During a recent podcast, Brandon Ervin, Director of Product Management for Search Ads, explained that the highly detailed campaign builds of the past were entirely rational. For years, strategies like match type segmentation, tightly themed ad groups, and regional splits provided essential control in a more manual advertising environment. However, he noted that the advanced capabilities of modern Smart Bidding and AI have shifted this dynamic. The technology can now often outperform manual segmentation, meaning the very structures that once boosted performance might now be holding it back.
A critical point Ervin emphasized is that consolidation does not equate to a loss of control. Instead, the nature of that control has evolved. Advertisers now exercise influence through different levers, such as setting the right conversion goals, crafting compelling ad creatives, and establishing robust audience signals, rather than micromanaging every individual keyword and bid. This requires a significant mindset shift for many seasoned marketers.
This doesn’t mean all segmentation is obsolete. Ervin was clear that campaign structure should directly reflect how a business operates. Distinct segmentation remains valuable and necessary in specific scenarios. Examples include managing completely separate product lines with independent budgets, supporting different core business objectives that need unique targets, or mirroring genuine regional operational divisions. The intent behind the structure is what matters. If a campaign split supports a real business decision, reporting need, or operational reality, it is justified. If it exists solely because it was considered a best practice years ago, it may now be creating unnecessary friction.
For those wondering how to gauge if they have consolidated sufficiently, Ervin provided a practical benchmark: aiming for at least 15 conversions in a 30-day period for effective machine learning. This volume does not need to come from a single campaign; using shared budgets or portfolio bidding strategies can aggregate data across multiple campaigns to reach this threshold.

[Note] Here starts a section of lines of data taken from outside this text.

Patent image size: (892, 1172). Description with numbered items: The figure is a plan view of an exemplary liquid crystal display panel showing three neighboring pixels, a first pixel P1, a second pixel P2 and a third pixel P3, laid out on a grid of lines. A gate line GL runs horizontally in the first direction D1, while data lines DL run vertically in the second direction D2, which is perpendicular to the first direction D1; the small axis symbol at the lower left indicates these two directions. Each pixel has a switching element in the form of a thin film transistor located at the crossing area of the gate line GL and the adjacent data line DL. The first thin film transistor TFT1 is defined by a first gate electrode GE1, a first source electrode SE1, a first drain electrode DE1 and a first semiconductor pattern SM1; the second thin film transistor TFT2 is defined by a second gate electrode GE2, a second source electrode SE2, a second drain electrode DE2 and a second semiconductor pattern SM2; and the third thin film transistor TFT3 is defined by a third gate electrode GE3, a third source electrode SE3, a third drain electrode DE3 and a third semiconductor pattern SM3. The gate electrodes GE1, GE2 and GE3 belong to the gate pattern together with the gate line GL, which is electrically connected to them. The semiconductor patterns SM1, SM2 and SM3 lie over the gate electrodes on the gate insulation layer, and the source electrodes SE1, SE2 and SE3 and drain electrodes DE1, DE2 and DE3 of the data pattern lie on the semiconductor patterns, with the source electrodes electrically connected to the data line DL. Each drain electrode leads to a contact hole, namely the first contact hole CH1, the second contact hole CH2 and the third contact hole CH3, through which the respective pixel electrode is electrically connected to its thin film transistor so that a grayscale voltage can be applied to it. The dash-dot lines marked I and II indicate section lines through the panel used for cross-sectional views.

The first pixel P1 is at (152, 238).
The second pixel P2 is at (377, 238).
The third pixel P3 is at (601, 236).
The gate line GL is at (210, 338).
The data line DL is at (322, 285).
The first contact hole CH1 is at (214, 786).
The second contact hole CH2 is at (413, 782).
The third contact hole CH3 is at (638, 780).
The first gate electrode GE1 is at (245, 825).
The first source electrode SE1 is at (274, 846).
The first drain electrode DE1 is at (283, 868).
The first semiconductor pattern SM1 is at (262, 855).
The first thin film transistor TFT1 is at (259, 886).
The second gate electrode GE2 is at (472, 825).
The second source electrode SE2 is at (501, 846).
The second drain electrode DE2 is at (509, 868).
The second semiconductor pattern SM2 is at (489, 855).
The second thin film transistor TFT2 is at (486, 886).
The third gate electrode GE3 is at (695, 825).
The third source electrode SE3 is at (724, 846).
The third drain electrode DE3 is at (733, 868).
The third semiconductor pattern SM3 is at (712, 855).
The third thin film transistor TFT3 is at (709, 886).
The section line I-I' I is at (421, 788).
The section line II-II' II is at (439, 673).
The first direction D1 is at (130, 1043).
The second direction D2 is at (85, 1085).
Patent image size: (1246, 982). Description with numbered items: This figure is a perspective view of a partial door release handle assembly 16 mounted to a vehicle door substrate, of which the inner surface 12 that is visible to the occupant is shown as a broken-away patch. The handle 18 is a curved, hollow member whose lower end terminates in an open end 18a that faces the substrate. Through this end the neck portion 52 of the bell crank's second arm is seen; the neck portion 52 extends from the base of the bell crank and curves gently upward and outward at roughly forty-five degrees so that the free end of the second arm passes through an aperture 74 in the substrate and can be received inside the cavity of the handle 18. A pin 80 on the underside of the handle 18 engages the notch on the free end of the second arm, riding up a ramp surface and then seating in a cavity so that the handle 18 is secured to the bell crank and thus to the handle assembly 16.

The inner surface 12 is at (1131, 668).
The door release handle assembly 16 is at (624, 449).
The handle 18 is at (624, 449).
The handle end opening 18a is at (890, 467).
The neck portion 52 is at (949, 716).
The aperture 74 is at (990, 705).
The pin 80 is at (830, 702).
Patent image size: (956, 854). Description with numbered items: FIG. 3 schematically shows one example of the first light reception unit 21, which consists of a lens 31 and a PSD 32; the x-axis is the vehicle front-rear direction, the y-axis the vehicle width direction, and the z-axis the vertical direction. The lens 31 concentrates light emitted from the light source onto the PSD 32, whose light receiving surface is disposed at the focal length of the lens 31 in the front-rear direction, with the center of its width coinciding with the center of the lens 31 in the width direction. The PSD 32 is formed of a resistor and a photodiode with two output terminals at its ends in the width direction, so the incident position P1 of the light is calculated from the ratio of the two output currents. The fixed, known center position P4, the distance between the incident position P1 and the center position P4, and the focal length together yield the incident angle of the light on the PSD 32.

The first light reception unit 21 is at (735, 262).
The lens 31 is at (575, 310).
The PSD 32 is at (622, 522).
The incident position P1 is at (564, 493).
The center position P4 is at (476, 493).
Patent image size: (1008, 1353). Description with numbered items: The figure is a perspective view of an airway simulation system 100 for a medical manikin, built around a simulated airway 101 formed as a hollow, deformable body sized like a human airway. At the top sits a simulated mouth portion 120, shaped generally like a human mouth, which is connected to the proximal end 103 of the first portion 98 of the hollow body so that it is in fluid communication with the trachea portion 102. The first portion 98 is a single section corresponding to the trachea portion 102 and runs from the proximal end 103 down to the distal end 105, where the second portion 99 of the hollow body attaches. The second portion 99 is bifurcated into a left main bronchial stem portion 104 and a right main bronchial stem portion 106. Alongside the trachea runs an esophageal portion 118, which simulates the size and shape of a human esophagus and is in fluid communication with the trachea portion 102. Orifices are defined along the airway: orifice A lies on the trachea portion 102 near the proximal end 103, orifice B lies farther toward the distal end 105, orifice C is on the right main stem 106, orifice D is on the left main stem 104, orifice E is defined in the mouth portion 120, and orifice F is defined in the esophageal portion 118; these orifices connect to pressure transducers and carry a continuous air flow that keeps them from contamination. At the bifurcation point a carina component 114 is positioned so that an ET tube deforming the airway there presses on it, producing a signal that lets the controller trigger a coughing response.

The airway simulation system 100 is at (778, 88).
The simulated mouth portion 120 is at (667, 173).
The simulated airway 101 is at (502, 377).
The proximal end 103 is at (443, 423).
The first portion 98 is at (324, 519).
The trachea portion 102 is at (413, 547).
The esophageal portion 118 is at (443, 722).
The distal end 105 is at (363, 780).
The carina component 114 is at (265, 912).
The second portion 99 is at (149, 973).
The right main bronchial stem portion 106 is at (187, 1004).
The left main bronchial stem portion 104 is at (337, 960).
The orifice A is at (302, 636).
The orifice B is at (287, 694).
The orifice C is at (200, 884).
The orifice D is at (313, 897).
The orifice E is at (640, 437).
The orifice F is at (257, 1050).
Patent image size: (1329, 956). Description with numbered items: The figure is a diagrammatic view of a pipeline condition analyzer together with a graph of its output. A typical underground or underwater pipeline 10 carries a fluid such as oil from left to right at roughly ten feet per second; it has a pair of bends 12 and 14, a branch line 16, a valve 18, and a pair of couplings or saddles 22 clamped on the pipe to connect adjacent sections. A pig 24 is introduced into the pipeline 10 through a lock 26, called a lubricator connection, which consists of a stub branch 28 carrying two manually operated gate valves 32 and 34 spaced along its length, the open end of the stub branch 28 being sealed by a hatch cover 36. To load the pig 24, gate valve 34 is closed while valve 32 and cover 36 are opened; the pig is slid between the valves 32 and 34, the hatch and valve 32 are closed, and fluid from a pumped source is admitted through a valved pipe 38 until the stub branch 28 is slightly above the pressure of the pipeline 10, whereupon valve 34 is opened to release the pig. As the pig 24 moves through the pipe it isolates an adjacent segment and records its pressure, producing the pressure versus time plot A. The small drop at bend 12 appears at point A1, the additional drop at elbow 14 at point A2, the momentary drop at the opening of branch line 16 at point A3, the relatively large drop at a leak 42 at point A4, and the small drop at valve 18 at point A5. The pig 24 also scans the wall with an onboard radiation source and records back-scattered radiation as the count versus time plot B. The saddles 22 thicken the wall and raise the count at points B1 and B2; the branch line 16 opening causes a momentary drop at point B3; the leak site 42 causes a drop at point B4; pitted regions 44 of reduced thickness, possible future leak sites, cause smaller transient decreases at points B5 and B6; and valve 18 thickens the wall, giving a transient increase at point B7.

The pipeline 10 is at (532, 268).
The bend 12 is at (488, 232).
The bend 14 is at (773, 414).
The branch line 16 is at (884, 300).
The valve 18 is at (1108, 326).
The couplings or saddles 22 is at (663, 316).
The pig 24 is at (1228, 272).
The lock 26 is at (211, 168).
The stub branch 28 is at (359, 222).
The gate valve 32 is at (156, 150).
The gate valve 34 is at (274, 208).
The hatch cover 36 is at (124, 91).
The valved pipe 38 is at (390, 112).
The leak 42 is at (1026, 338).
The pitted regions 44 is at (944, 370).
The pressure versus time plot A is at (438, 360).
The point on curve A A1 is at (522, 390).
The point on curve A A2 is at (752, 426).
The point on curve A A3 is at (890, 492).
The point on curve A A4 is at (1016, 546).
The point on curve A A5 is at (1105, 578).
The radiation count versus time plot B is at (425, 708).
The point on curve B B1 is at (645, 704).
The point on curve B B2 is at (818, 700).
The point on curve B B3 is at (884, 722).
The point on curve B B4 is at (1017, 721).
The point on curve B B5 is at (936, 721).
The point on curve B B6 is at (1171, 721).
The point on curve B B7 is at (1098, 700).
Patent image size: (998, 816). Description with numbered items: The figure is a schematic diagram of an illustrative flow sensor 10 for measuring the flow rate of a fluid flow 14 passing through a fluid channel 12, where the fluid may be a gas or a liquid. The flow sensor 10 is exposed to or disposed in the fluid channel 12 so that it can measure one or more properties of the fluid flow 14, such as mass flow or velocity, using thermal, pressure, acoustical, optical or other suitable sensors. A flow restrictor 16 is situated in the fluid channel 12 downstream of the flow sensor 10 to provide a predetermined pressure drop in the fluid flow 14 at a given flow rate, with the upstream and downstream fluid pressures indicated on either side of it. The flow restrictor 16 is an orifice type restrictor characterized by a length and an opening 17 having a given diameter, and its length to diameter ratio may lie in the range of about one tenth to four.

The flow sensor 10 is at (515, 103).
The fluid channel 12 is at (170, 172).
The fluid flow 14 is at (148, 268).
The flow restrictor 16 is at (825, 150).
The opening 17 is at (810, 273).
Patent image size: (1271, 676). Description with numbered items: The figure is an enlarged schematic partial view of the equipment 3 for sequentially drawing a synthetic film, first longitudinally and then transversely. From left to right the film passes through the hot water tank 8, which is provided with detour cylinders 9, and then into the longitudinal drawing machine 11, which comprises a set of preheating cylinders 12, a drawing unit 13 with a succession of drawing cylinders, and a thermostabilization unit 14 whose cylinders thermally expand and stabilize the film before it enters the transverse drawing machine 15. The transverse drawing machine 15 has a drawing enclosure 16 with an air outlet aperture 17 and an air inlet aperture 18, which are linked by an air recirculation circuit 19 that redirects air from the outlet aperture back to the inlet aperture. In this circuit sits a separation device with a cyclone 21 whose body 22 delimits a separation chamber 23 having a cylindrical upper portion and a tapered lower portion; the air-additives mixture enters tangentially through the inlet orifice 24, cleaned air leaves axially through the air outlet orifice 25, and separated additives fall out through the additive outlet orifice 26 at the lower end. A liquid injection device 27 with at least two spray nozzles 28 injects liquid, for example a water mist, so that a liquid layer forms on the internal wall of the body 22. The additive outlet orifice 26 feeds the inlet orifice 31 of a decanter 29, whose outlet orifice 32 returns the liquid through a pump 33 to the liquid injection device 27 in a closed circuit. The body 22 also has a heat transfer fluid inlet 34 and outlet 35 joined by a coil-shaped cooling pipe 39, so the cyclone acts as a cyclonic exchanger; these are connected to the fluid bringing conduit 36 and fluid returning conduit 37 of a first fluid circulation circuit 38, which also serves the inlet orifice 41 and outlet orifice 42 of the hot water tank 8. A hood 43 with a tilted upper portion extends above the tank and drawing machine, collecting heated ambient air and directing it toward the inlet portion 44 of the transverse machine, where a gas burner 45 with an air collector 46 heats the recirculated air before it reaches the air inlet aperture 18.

The core question to ask is whether your current segmentation is diluting conversion data and slowing down the bidding algorithms’ ability to learn and optimize.
This guidance is impactful because granularity has long been synonymous with PPC expertise. Many professionals, including the author, built careers on meticulously segmented accounts, using structures like Single Keyword Ad Groups (SKAGs) to control spending on high-volume terms. What changed this perspective was witnessing firsthand how legacy segmentation could fragment data and impede the learning process of automated systems, particularly in accounts with lower overall conversion volume. In several cases, thoughtful consolidation led to more stable and sometimes improved performance, demonstrating that a “perfectly built” old-school structure could actually limit results by spreading data too thin.
Adopting this new approach can be uncomfortable, requiring practitioners to unlearn deeply ingrained habits. However, the principle is not that consolidation is universally correct, but that account architecture must be tied directly to contemporary business logic, not to historical platform best practices.
For teams considering structural changes, a gradual, measured approach is advised. Drastic overnight overhauls can introduce significant risk and performance volatility. A more strategic method involves first identifying splits that clearly align with current budgets, reporting, and business priorities. Then, evaluate segments that exist primarily due to outdated conventions. In some instances, consolidation will strengthen data signals and lead to more consistent bidding. In others, maintaining separation will remain the right choice. The essential step is to be intentional about the purpose behind every layer of your account structure.